With our help, Ontario's researchers are delivering results, including:
- OIRM researcher Lauralyn McIntyre at The Ottawa Hospital published the results of the world’s first clinical trial using mesenchymal stem/stromal cells to treat septic shock, a life-threatening condition that can occur when an infection spreads throughout the body. OIRM is supporting a randomized, multi-site trial to begin in 2018 across Canada. Read about one of the patients in the phase 1 trial. (2017)
- The Disease Team research of OIRM scientists Michael Laflamme and Gordon Keller, University Health Network, became a foundational part of BlueRock Therapuetics’ initial development. His research, with co-investigator Gordon Keller, is an innovative method to regenerate heart cells after a heart attack, which could substantially increase quality of life and reduce long-term health care costs for patients. OIRM invested more than $2 million in direct research costs. (2016) Read more about this research.
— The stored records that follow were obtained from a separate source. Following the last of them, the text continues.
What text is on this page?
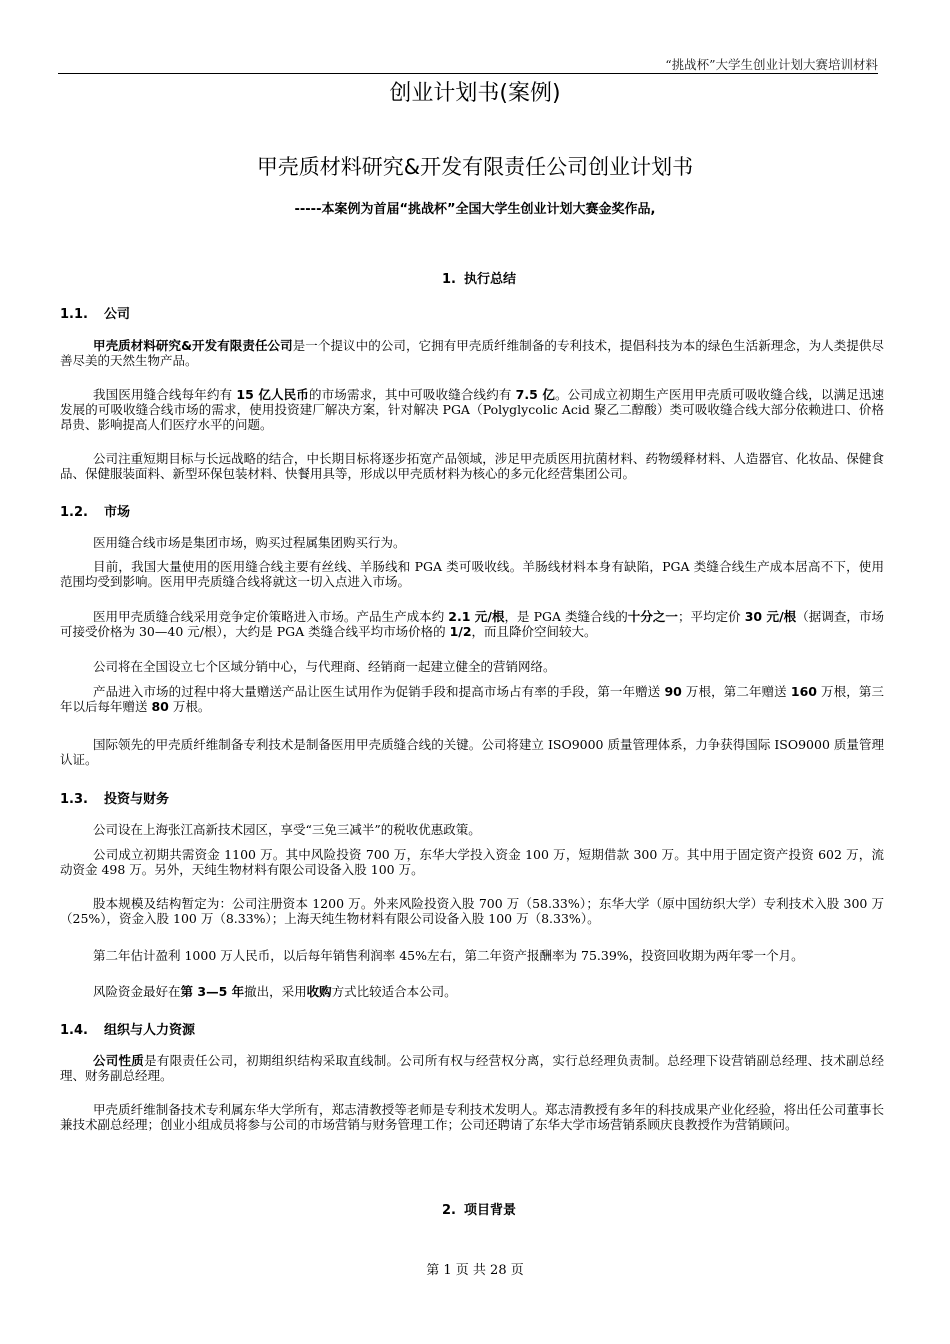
“挑战杯”大学生创业计划大赛培训材料
创业计划书(案例)
甲壳质材料研究&开发有限责任公司创业计划书
-----本案例为首届“挑战杯”全国大学生创业计划大赛金奖作品,
1. 执行总结
1.1. 公司
甲壳质材料研究&开发有限责任公司是一个提议中的公司，它拥有甲壳质纤维制备的专利技术，提倡科技为本的绿色生活新理念，为人类提供尽善尽美的天然生物产品。
我国医用缝合线每年约有 15 亿人民币的市场需求，其中可吸收缝合线约有 7.5 亿。公司成立初期生产医用甲壳质可吸收缝合线，以满足迅速发展的可吸收缝合线市场的需求，使用投资建厂解决方案，针对解决 PGA（Polyglycolic Acid 聚乙二醇酸）类可吸收缝合线大部分依赖进口、价格昂贵、影响提高人们医疗水平的问题。
公司注重短期目标与长远战略的结合，中长期目标将逐步拓宽产品领域，涉足甲壳质医用抗菌材料、药物缓释材料、人造器官、化妆品、保健食品、保健服装面料、新型环保包装材料、快餐用具等，形成以甲壳质材料为核心的多元化经营集团公司。
1.2. 市场
医用缝合线市场是集团市场，购买过程属集团购买行为。
目前，我国大量使用的医用缝合线主要有丝线、羊肠线和 PGA 类可吸收线。羊肠线材料本身有缺陷，PGA 类缝合线生产成本居高不下，使用范围均受到影响。医用甲壳质缝合线将就这一切入点进入市场。
医用甲壳质缝合线采用竞争定价策略进入市场。产品生产成本约 2.1 元/根，是 PGA 类缝合线的十分之一；平均定价 30 元/根（据调查，市场可接受价格为 30—40 元/根），大约是 PGA 类缝合线平均市场价格的 1/2，而且降价空间较大。
公司将在全国设立七个区域分销中心，与代理商、经销商一起建立健全的营销网络。
产品进入市场的过程中将大量赠送产品让医生试用作为促销手段和提高市场占有率的手段，第一年赠送 90 万根，第二年赠送 160 万根，第三年以后每年赠送 80 万根。
国际领先的甲壳质纤维制备专利技术是制备医用甲壳质缝合线的关键。公司将建立 ISO9000 质量管理体系，力争获得国际 ISO9000 质量管理认证。
1.3. 投资与财务
公司设在上海张江高新技术园区，享受“三免三减半”的税收优惠政策。
公司成立初期共需资金 1100 万。其中风险投资 700 万，东华大学投入资金 100 万，短期借款 300 万。其中用于固定资产投资 602 万，流动资金 498 万。另外，天纯生物材料有限公司设备入股 100 万。
股本规模及结构暂定为：公司注册资本 1200 万。外来风险投资入股 700 万（58.33%）；东华大学（原中国纺织大学）专利技术入股 300 万（25%），资金入股 100 万（8.33%）；上海天纯生物材料有限公司设备入股 100 万（8.33%）。
第二年估计盈利 1000 万人民币，以后每年销售利润率 45%左右，第二年资产报酬率为 75.39%，投资回收期为两年零一个月。
风险资金最好在第 3—5 年撤出，采用收购方式比较适合本公司。
1.4. 组织与人力资源
公司性质是有限责任公司，初期组织结构采取直线制。公司所有权与经营权分离，实行总经理负责制。总经理下设营销副总经理、技术副总经理、财务副总经理。
甲壳质纤维制备技术专利属东华大学所有，郑志清教授等老师是专利技术发明人。郑志清教授有多年的科技成果产业化经验，将出任公司董事长兼技术副总经理；创业小组成员将参与公司的市场营销与财务管理工作；公司还聘请了东华大学市场营销系顾庆良教授作为营销顾问。
2. 项目背景
第 1 页 共 28 页
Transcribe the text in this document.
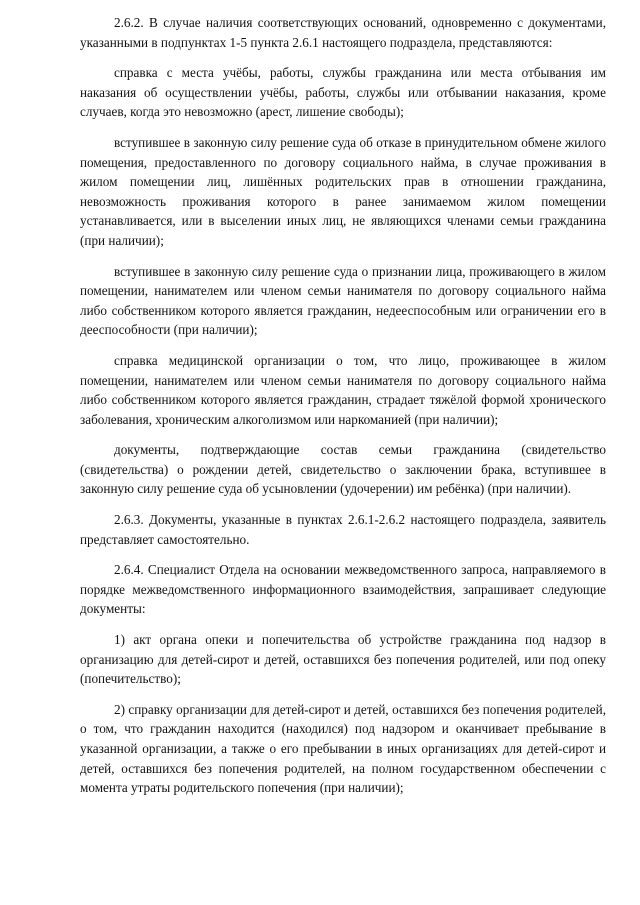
2.6.2. В случае наличия соответствующих оснований, одновременно с документами, указанными в подпунктах 1-5 пункта 2.6.1 настоящего подраздела, представляются:

справка с места учёбы, работы, службы гражданина или места отбывания им наказания об осуществлении учёбы, работы, службы или отбывании наказания, кроме случаев, когда это невозможно (арест, лишение свободы);

вступившее в законную силу решение суда об отказе в принудительном обмене жилого помещения, предоставленного по договору социального найма, в случае проживания в жилом помещении лиц, лишённых родительских прав в отношении гражданина, невозможность проживания которого в ранее занимаемом жилом помещении устанавливается, или в выселении иных лиц, не являющихся членами семьи гражданина (при наличии);

вступившее в законную силу решение суда о признании лица, проживающего в жилом помещении, нанимателем или членом семьи нанимателя по договору социального найма либо собственником которого является гражданин, недееспособным или ограничении его в дееспособности (при наличии);

справка медицинской организации о том, что лицо, проживающее в жилом помещении, нанимателем или членом семьи нанимателя по договору социального найма либо собственником которого является гражданин, страдает тяжёлой формой хронического заболевания, хроническим алкоголизмом или наркоманией (при наличии);

документы, подтверждающие состав семьи гражданина (свидетельство (свидетельства) о рождении детей, свидетельство о заключении брака, вступившее в законную силу решение суда об усыновлении (удочерении) им ребёнка) (при наличии).

2.6.3. Документы, указанные в пунктах 2.6.1-2.6.2 настоящего подраздела, заявитель представляет самостоятельно.

2.6.4. Специалист Отдела на основании межведомственного запроса, направляемого в порядке межведомственного информационного взаимодействия, запрашивает следующие документы:

1) акт органа опеки и попечительства об устройстве гражданина под надзор в организацию для детей-сирот и детей, оставшихся без попечения родителей, или под опеку (попечительство);

2) справку организации для детей-сирот и детей, оставшихся без попечения родителей, о том, что гражданин находится (находился) под надзором и оканчивает пребывание в указанной организации, а также о его пребывании в иных организациях для детей-сирот и детей, оставшихся без попечения родителей, на полном государственном обеспечении с момента утраты родительского попечения (при наличии);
- OIRM researchers at the Ottawa Hospital, led by Mark Freedman and Harry Atkins, published results of a long-term study showing that aggressive multiple sclerosis can be completely suppressed, and possibly even reversed, with a blood stem cell transplant. Patients who received this treatment experienced a halt to disease progression for a prolonged period of time, without the use of disease-modifying drugs. Read the scientific paper published in The Lancet. Read more about this clinical trial. (2016)
- An early phase study led by OIRM researcher Harry Atkins at the Ottawa Hospital demonstrated that blood stem cell transplantation led to remission in patients with severe myasthenia gravis, a potentially life-threatening autoimmune disease that affects the muscles. Patients experienced consistent, durable, symptom- and treatment-free remission. This study was published in JAMA Neurology. (2016)
- OIRM investigator Dr. Terry Yau at the University Health Network (UHN) in Toronto showed that stem cell therapy during coronary artery bypass grafting for heart disease is safe and feasible for improving heart function in patients. This promising advance will now move to larger clinical studies. Published in the Journal of Thoracic and Cardiovascular Surgery. (2016)
- Results of a phase one study led by Dr. Duncan Stewart at the Ottawa Hospital showed safety of genetically-enhanced stem cells as a potential therapy for pulmonary arterial hypertension, a severe lung disease. Published in Circulation Rsearch (2015), this study will begin phase two in several centres across Canada in 2018.